Soprano Sophie Junker as ‘Beauty’, the spine of the work and a role of constant recitatives and arias reflecting an inner debate with her divided self, was seldom out of the spotlight. Yet rising to the oratorio’s demands and to some, at times, particularly challenging sequences with tireless consummate artistry, she retained throughout her seemingly effortless grace and poise.
Anna Dennis as ‘Pleasure’ adjusted her own lovely tones to reflect the different moods of a particular piece, as in the allurements of ‘Chiudi, chiudi’, or in the sulkiness of her reprimand to ‘Beauty’ (‘Tu giurasti’), or in her performance of the overwhelmingly poignant ‘Lascia la spina’, probably the most well-known aria from this work, and a supreme example of Handel’s ear for pure melody.
As mentioned, Truth here is revealed by ‘Enlightenment’, and countertenor Reginald Mobley brought to the role a subdued but nonetheless commanding authority as befitted his presence in the narrative. Especially outstanding was his performance of the slow-tempo ‘Crede l’uom ch’egli riposi’ as was an absolutely spellbinding delivery of the aria ‘Più non cura’.
Nick Pritchard’s ‘Time’ was the perfect complement to ‘Enlightenment’s’ role and his ‘timely’ interventions as in the lovely aria ‘Nasce l’uomo’ as well as the beautifully and rousingly sung ‘È ben folle’ had Director Laurence Cummings bouncing in his seat at the harpsichord, from which it seemed he also sometimes unwittingly levitated as the power of the music carried him away.
There were similar effects on other participants, too, and it was a delight to witness ‘Beauty’ and ‘Pleasure’ duetting and sharing their joy in performance (‘Il voler nel fior’) to the wind accompaniment of oboists Joel Raymond and Oonagh Lee.

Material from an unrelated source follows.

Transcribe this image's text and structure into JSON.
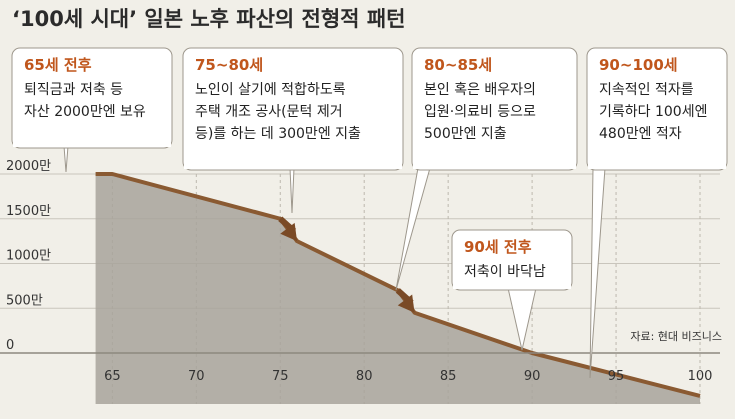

Periodically there were memorable such accompaniments, Sarah McMahon’s melancholy cello in ‘Enlightenment’s’ aria on the vanishing away of beauty (‘Se la bellezza’), Joel Raymond’s plaintive oboe in ‘Beauty’s’ aria ‘Io sperai trova nel vero’, and a bravura performance by Alastair Ross on the organ in the ‘Pleasure’s palace’ sequence, with its jaunty rhythms suggesting that perhaps such jauntiness is misplaced in the shadow of higher themes.
This concert, outstanding in so many ways, begs the question of why Il Trionfo Del Tempo is comparatively so rarely performed. West Road’s capacity audience on Wednesday evening roared its appreciation. And with every justification.